L’Autorité publie aujourd’hui un avis rendu au Ministre des Affaires sociales et de la Santé concernant un projet de décret relatif à l’approvisionnement en médicaments à usage humain.

Prévenir les ruptures d’approvisionnement en médicaments

Un décret en Conseil d’Etat est prévu par l’article 47 de la loi n°2011-2012 du 29 décembre 2011 relative au renforcement de la sécurité sanitaire du médicament et des produits de santé. Ce décret met en place un ensemble de mesures visant à répondre aux situations de rupture d’approvisionnement en médicaments à usage humain.  En effet, le circuit de distribution français des médicaments est régulièrement touché par des dysfonctionnements qui entraînent des ruptures d’approvisionnement, ou pénuries, notamment pour des médicaments considérés comme indispensables dans l’arsenal thérapeutique des patients. Ces ruptures affectent principalement les 22.500 officines de France, dans la mesure où la chaîne de médicaments en ville fonctionne constamment à « flux tendu ».

Les causes à l’origine des pénuries sont multifactorielles

L’émergence de pénuries peut provenir du comportement des différents acteurs de la chaîne de distribution : laboratoires pharmaceutiques (contingentements, problèmes de fabrication, exportation), grossistes-répartiteurs (qui sont tenus par des obligations de service public, mais peuvent néanmoins pratiquer l’exportation), distributeurs en gros à l’exportation (cf. pages 11 à 17 de l’avis pour plus de détails sur l’origine des pénuries).

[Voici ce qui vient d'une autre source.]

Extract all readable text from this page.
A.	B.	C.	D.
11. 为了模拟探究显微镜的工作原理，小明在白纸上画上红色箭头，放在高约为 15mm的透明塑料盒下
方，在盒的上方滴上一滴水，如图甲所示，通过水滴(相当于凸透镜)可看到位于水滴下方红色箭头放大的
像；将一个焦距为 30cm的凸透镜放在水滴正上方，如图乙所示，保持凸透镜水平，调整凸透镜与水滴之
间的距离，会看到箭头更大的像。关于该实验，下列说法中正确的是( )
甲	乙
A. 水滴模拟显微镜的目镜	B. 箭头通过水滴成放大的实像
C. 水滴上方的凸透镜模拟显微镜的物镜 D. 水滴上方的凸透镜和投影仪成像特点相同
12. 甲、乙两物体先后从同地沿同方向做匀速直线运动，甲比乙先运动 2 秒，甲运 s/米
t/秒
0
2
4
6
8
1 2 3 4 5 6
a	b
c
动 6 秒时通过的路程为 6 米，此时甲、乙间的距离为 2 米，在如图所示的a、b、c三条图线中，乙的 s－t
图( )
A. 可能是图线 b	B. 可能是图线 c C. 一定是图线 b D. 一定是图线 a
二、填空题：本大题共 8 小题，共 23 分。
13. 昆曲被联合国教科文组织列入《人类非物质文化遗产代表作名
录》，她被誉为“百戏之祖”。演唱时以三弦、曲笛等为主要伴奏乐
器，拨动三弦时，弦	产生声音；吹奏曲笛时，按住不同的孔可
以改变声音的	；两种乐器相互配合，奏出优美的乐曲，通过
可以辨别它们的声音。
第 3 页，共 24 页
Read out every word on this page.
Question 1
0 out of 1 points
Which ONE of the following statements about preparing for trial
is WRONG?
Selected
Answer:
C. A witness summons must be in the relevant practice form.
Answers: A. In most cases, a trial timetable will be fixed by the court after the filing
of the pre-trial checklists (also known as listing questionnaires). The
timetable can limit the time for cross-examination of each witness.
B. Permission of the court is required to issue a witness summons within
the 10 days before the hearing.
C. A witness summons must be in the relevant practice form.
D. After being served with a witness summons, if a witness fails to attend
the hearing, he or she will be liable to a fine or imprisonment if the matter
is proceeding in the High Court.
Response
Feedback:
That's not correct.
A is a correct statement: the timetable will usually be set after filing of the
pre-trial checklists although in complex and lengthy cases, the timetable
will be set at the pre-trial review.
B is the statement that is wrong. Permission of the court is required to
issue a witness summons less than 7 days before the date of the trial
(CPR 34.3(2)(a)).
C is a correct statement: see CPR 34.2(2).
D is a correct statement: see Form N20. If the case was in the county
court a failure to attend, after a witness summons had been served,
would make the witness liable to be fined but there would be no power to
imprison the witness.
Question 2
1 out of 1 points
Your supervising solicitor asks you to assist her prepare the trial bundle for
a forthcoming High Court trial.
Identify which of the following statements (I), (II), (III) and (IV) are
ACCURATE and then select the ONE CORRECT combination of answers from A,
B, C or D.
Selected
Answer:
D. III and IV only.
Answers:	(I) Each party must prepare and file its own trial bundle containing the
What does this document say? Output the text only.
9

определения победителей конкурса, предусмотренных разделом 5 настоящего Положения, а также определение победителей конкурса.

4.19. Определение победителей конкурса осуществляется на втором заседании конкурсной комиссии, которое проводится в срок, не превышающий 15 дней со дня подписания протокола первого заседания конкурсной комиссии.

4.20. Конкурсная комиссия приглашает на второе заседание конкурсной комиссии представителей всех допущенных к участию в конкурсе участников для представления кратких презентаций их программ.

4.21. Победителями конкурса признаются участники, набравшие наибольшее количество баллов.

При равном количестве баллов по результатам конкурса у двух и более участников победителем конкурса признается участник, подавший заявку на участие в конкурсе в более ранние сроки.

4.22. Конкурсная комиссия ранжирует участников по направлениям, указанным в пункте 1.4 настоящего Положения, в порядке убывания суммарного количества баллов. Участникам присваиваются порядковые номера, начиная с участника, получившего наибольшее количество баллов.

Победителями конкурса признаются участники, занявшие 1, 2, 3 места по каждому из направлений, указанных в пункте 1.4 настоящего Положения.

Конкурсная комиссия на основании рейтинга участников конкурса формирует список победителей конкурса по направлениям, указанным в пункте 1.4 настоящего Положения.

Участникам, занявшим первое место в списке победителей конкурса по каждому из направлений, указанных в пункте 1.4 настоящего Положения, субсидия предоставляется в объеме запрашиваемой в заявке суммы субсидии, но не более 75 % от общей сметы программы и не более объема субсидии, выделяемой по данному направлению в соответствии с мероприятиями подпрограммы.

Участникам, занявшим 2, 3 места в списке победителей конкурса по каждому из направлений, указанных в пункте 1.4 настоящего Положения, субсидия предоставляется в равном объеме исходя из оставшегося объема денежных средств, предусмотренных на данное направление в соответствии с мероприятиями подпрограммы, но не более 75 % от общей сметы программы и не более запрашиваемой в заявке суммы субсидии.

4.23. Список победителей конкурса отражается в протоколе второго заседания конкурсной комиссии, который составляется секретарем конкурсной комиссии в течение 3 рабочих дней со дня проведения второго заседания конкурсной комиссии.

Les distributeurs en gros à l’exportation se fournissent principalement auprès des grossistes-répartiteurs. Ces derniers, qui doivent remplir en premier lieu une mission de service public d’approvisionnement sur le territoire français, peuvent également exporter des médicaments dont ils disposent, cela pouvant présenter pour eux un intérêt économique (dans la mesure où il peut exister un différentiel entre le prix réglementé en France et le  prix à l’exportation qui est libre) : il s’agit de « l’exportation parallèle ». Celle-ci peut contribuer aux ruptures d’approvisionnement, en sortant du circuit national de répartition des spécialités faisant l’objet de contingentements.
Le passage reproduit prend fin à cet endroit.